Deux plateformes chimiques et 8 000 emplois menacés en Isère, la CGT en ordre de bataille
« Vencorex sera l’épicentre de la lutte » pour l’emploi et contre la désindustrialisation : la CGT appelle à la lutte et à un rassemblement sur les sites de Pont de Claix en Isère le 1er octobre, journée de grève nationale interprofessionnelle.
L’entreprise Vencorex a annoncé début septembre sa mise en redressement judiciaire par le tribunal de commerce de Lyon. Etranglé par sa recherche insatiable de profit immédiat et écrasé par une surproduction asiatique, Vencorex cumulerait plus de 200 millions d’euros de dettes auprès de son actionnaire principal, le groupe pétrochimique thaïlandais PTT Global Chemical lui-même détenu à 47% par l’Etat thaïlandais.

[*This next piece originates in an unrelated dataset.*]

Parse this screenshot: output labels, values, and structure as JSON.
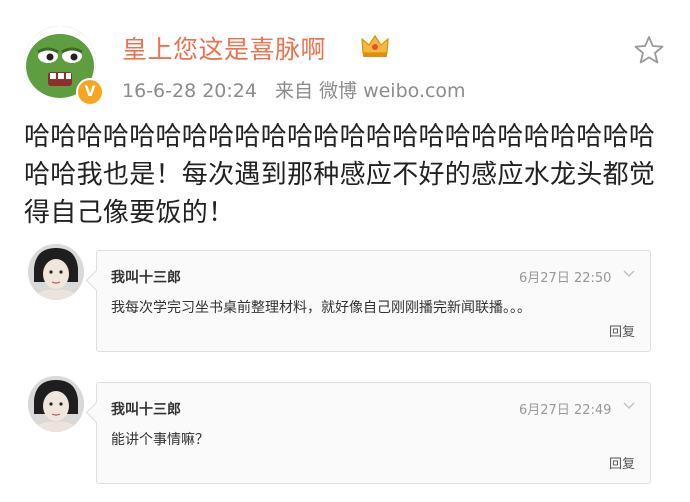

Le groupe, issu du démantèlement de Rhône Poulenc, emploie près de 500 personnes en France, principalement dans l’Isère mais aussi dans le Rhône, et est spécialisé dans la production de chlore, soude, hydrogène, monomères et isocyanates, des éléments chimiques nécessaires à la fabrication de peintures et de vernis à destination de différents secteurs industriels (automobile, construction, batiment, électronique…).
Deux plateformes chimiques en danger de mise à mort, 8 000 emplois sont concernés
En Isère, le site de Vencorex est la principale usine de la plateforme chimique de Pont-de-Claix, qui regroupe également d’autres entreprises comme Air Liquide, Segens, Framatom, Suez, Solvay… et impacte et irrigue également la plateforme chimique de Jarrie, située à proximité de Pont-de-Claix.
Pour la CGT, qui alerte depuis juillet sur la situation, l’enjeu, déjà dramatique pour les 500 salariés du groupe, va « au-delà de Vencorex ». Avec la liquidation programmée du site par le patron de Vencorex, c’est en réalité l’ensemble de l’activité de deux plateformes chimiques (Pont de Claix et Jarrie) du bassin industriel grenoblois qui se retrouvent en danger immédiat.
« Nous estimons que 2 000 emplois sont directement en danger, auxquels s’ajoutent 6 000 emplois indirects menacés, pour une sombre perspective de 8 000 emplois détruits. » explique ainsi la Fédération nationale des industries chimiques CGT qui précise : « [qu’] un véritable tsunami de misère s’abattra sur la région, les travailleurs et leurs familles, nécessitant une réponse collective. »
Il faut souligner ici l’interdépendance très forte des différents secteurs des industries chimiques, parfaitement illustrée et par la seule plateforme de Pont de Claix et par l’interaction vitale entre ces deux plateformes chimiques.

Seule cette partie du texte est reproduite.